In 2023, it is estimated that Brazil supplied China with close to 70 million metric tons of soybeans compared to approximately 22 million tons from the U.S.  During 2022, exports from Brazil increased by 12 million metric tons to the disadvantage of the U.S.

 

In 2018, China imposed a reciprocal 25 percent duty on U.S. farm products, impacting the considerable reliance of China on the U.S for 40 percent of their soybean imports.  This proportion has declined to 18 percent with Brazil supplying the difference.
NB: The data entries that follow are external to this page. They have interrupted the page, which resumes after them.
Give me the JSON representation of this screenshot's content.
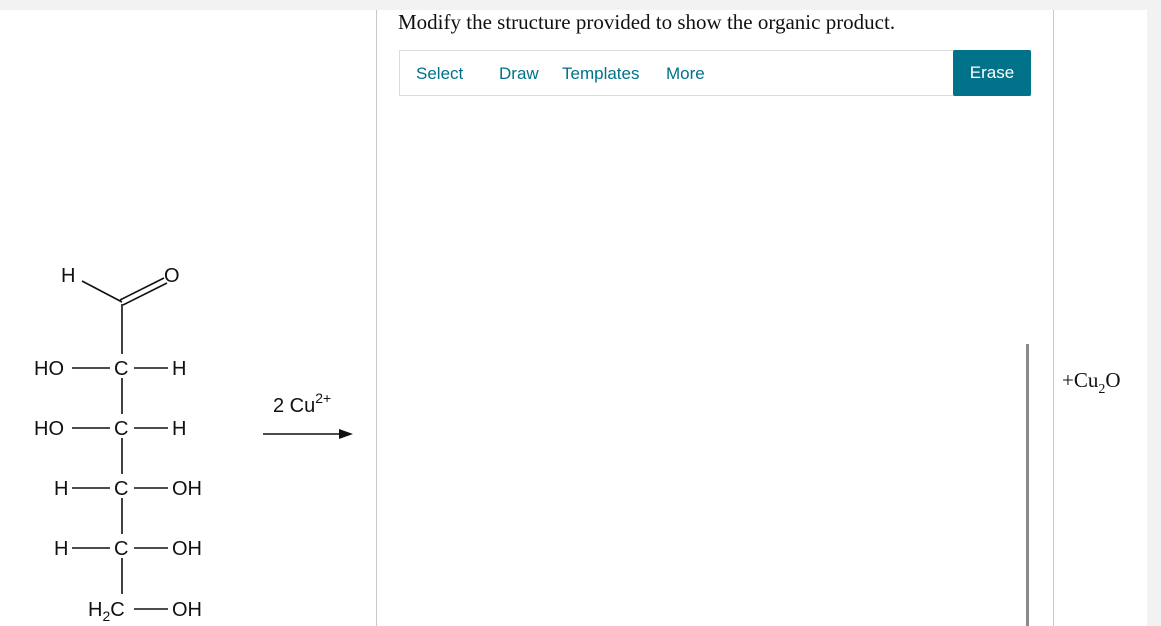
{
  "prompt": "Modify the structure provided to show the organic product.",
  "toolbar": {
    "select_label": "Select",
    "draw_label": "Draw",
    "templates_label": "Templates",
    "more_label": "More",
    "erase_label": "Erase"
  },
  "reactant": {
    "aldehyde_h": "H",
    "aldehyde_o": "O",
    "rows": [
      {
        "left": "HO",
        "center": "C",
        "right": "H"
      },
      {
        "left": "HO",
        "center": "C",
        "right": "H"
      },
      {
        "left": "H",
        "center": "C",
        "right": "OH"
      },
      {
        "left": "H",
        "center": "C",
        "right": "OH"
      }
    ],
    "bottom_c_main": "H",
    "bottom_c_sub": "2",
    "bottom_c_tail": "C",
    "bottom_right": "OH"
  },
  "reagent": {
    "coef": "2 Cu",
    "charge": "2+"
  },
  "byproduct": {
    "prefix": "+Cu",
    "sub": "2",
    "suffix": "O"
  }
}
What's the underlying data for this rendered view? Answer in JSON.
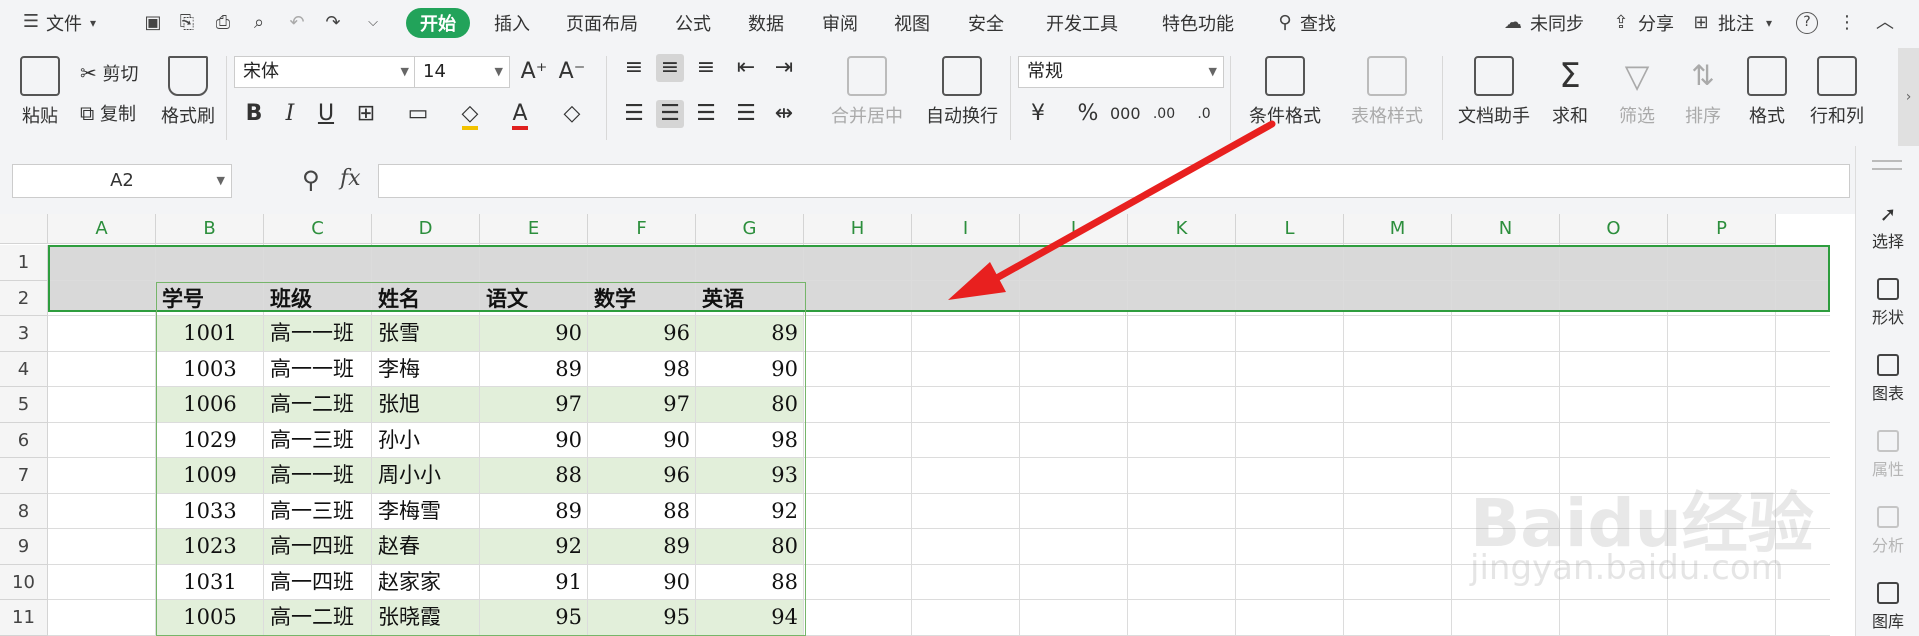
{
  "menubar": {
    "file_label": "文件",
    "tabs": [
      "开始",
      "插入",
      "页面布局",
      "公式",
      "数据",
      "审阅",
      "视图",
      "安全",
      "开发工具",
      "特色功能"
    ],
    "search_label": "查找",
    "unsynced_label": "未同步",
    "share_label": "分享",
    "comment_label": "批注"
  },
  "ribbon": {
    "paste": "粘贴",
    "cut": "剪切",
    "copy": "复制",
    "format_painter": "格式刷",
    "font_name": "宋体",
    "font_size": "14",
    "merge_center": "合并居中",
    "wrap_text": "自动换行",
    "number_format": "常规",
    "conditional_format": "条件格式",
    "table_style": "表格样式",
    "doc_assistant": "文档助手",
    "sum": "求和",
    "filter": "筛选",
    "sort": "排序",
    "format": "格式",
    "rows_cols": "行和列"
  },
  "formula_bar": {
    "name_box": "A2",
    "fx_label": "fx",
    "formula": ""
  },
  "grid": {
    "columns": [
      "A",
      "B",
      "C",
      "D",
      "E",
      "F",
      "G",
      "H",
      "I",
      "J",
      "K",
      "L",
      "M",
      "N",
      "O",
      "P"
    ],
    "rows": [
      "1",
      "2",
      "3",
      "4",
      "5",
      "6",
      "7",
      "8",
      "9",
      "10",
      "11"
    ],
    "headers": [
      "学号",
      "班级",
      "姓名",
      "语文",
      "数学",
      "英语"
    ],
    "records": [
      [
        "1001",
        "高一一班",
        "张雪",
        "90",
        "96",
        "89"
      ],
      [
        "1003",
        "高一一班",
        "李梅",
        "89",
        "98",
        "90"
      ],
      [
        "1006",
        "高一二班",
        "张旭",
        "97",
        "97",
        "80"
      ],
      [
        "1029",
        "高一三班",
        "孙小",
        "90",
        "90",
        "98"
      ],
      [
        "1009",
        "高一一班",
        "周小小",
        "88",
        "96",
        "93"
      ],
      [
        "1033",
        "高一三班",
        "李梅雪",
        "89",
        "88",
        "92"
      ],
      [
        "1023",
        "高一四班",
        "赵春",
        "92",
        "89",
        "80"
      ],
      [
        "1031",
        "高一四班",
        "赵家家",
        "91",
        "90",
        "88"
      ],
      [
        "1005",
        "高一二班",
        "张晓霞",
        "95",
        "95",
        "94"
      ]
    ]
  },
  "right_panel": {
    "items": [
      "选择",
      "形状",
      "图表",
      "属性",
      "分析",
      "图库"
    ]
  },
  "watermark": {
    "brand": "Baidu经验",
    "url": "jingyan.baidu.com"
  },
  "colors": {
    "accent": "#22a35a",
    "header_fill": "#d9d9d9",
    "band_fill": "#e2efda",
    "arrow": "#e8201f"
  }
}
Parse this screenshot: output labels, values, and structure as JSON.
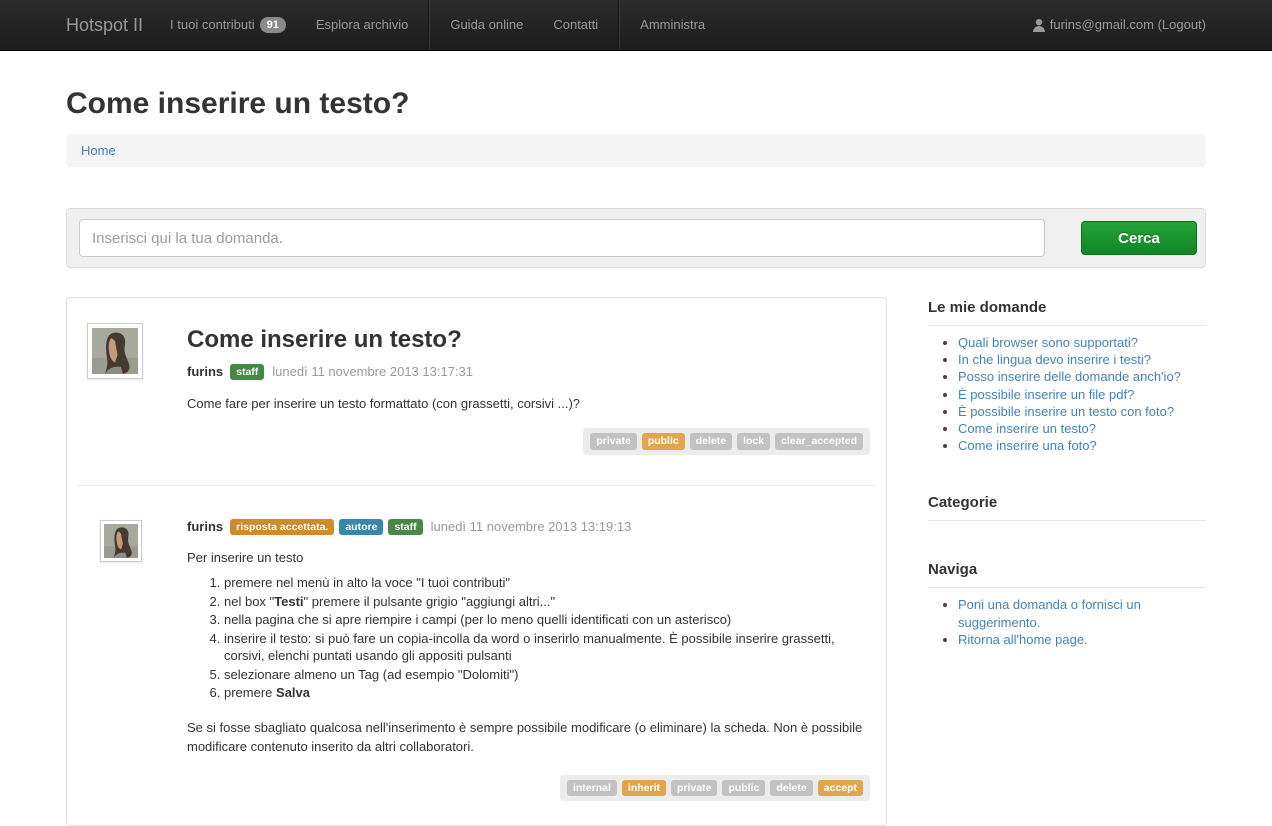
{
  "colors": {
    "link": "#4184bc",
    "btn_top": "#23a338",
    "btn_bottom": "#128627",
    "badge": {
      "success": "#468847",
      "info": "#3a87ad",
      "warning": "#d08c28"
    },
    "tag": {
      "gray": "#c2c2c2",
      "orange": "#e0a64e"
    }
  },
  "navbar": {
    "brand": "Hotspot II",
    "items": [
      {
        "label": "I tuoi contributi",
        "badge": "91"
      },
      {
        "label": "Esplora archivio"
      },
      {
        "label": "Guida online",
        "divider_before": true
      },
      {
        "label": "Contatti"
      },
      {
        "label": "Amministra",
        "divider_before": true
      }
    ],
    "user": "furins@gmail.com (Logout)"
  },
  "page": {
    "title": "Come inserire un testo?"
  },
  "breadcrumb": {
    "home": "Home"
  },
  "search": {
    "placeholder": "Inserisci qui la tua domanda.",
    "button": "Cerca"
  },
  "question": {
    "title": "Come inserire un testo?",
    "author": "furins",
    "badges": [
      {
        "label": "staff",
        "type": "success"
      }
    ],
    "date": "lunedì 11 novembre 2013 13:17:31",
    "body": "Come fare per inserire un testo formattato (con grassetti, corsivi ...)?",
    "tags": [
      {
        "label": "private",
        "type": "gray"
      },
      {
        "label": "public",
        "type": "orange"
      },
      {
        "label": "delete",
        "type": "gray"
      },
      {
        "label": "lock",
        "type": "gray"
      },
      {
        "label": "clear_accepted",
        "type": "gray"
      }
    ]
  },
  "answer": {
    "author": "furins",
    "badges": [
      {
        "label": "risposta accettata.",
        "type": "warning"
      },
      {
        "label": "autore",
        "type": "info"
      },
      {
        "label": "staff",
        "type": "success"
      }
    ],
    "date": "lunedì 11 novembre 2013 13:19:13",
    "intro": "Per inserire un testo",
    "steps": [
      [
        {
          "t": "premere nel menù in alto la voce \"I tuoi contributi\""
        }
      ],
      [
        {
          "t": "nel box \""
        },
        {
          "t": "Testi",
          "b": true
        },
        {
          "t": "\" premere il pulsante grigio \"aggiungi altri...\""
        }
      ],
      [
        {
          "t": "nella pagina che si apre riempire i campi (per lo meno quelli identificati con un asterisco)"
        }
      ],
      [
        {
          "t": "inserire il testo: si può fare un copia-incolla da word o inserirlo manualmente. È possibile inserire grassetti, corsivi, elenchi puntati usando gli appositi pulsanti"
        }
      ],
      [
        {
          "t": "selezionare almeno un Tag (ad esempio \"Dolomiti\")"
        }
      ],
      [
        {
          "t": "premere "
        },
        {
          "t": "Salva",
          "b": true
        }
      ]
    ],
    "outro": "Se si fosse sbagliato qualcosa nell'inserimento è sempre possibile modificare (o eliminare) la scheda. Non è possibile modificare contenuto inserito da altri collaboratori.",
    "tags": [
      {
        "label": "internal",
        "type": "gray"
      },
      {
        "label": "inherit",
        "type": "orange"
      },
      {
        "label": "private",
        "type": "gray"
      },
      {
        "label": "public",
        "type": "gray"
      },
      {
        "label": "delete",
        "type": "gray"
      },
      {
        "label": "accept",
        "type": "orange"
      }
    ]
  },
  "sidebar": {
    "my_questions": {
      "title": "Le mie domande",
      "items": [
        "Quali browser sono supportati?",
        "In che lingua devo inserire i testi?",
        "Posso inserire delle domande anch'io?",
        "È possibile inserire un file pdf?",
        "È possibile inserire un testo con foto?",
        "Come inserire un testo?",
        "Come inserire una foto?"
      ]
    },
    "categories": {
      "title": "Categorie"
    },
    "navigate": {
      "title": "Naviga",
      "items": [
        "Poni una domanda o fornisci un suggerimento.",
        "Ritorna all'home page."
      ]
    }
  }
}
Despite the signing of the Phase 1 Trade Agreement, China has reduced both total pork production and concurrently has restricted inclusion of soybean meal in hog diets.  Policymakers in China recognized their dependence on soybean imports to maintain a supply of pork, the major animal protein.  China increased domestic production of soybeans to 20 million metric tons in 2024 and is making greater use of locally manufactured synthetic amino acids in hog diets.

 

Events in Brazil during mid-January point to the future dependence of China on Brazil to the exclusion of the U.S.  President Xi Jinping attended the G-20 Leaders’ Summit in Rio de Janeiro on November 18th and 19th.  Subsequently he traveled to the nation’s capital, Brasilia, and met at length with President Luiz Inacio ‘Lula’ da Silva and his top officials to negotiate and conclude 37 trade agreements.  These included the purchase of soybeans and fruit, and exports of electrical vehicles and batteries and to obtain satellite technology establishing a relationship between SpaceSail of China and Telebras of Brazil.

 

Brazil and China will pay for each other’s purchases in their respective currencies, eliminating the U.S. dollar.  Attempting to coerce nations to continue using the dollar as suggested by the incoming Administration through imposing punitive tariffs will be unsuccessful and will have severe and lasting consequences.

 

 

A trade war with China and even with our USMCA neighbors as recently suggested will result in a sharp decline in exports of soybeans and corn with a resulting depression in domestic prices. It is doubtful whether the U.S. could establish new markets at prices that would compensate for the loss of China and Mexico as major importers.

 

Domestic poultry and hog producers would benefit from lower prices but would forego exports to China and possibly USMCA neighbors.  This reality together with predictions of CME prices below cost of production has delayed passage of the 2023 Farm Bill. A major stumbling block has been the revision of price supports for agricultural commodities.  If farmers are to be compensated for losses that arise as a result of geopolitical decisions by the Administration, it will represent a detrimental increase in the national debt. Effectively, consumers and their succeeding generations will bear the cost of a misguided trade and tariff policy.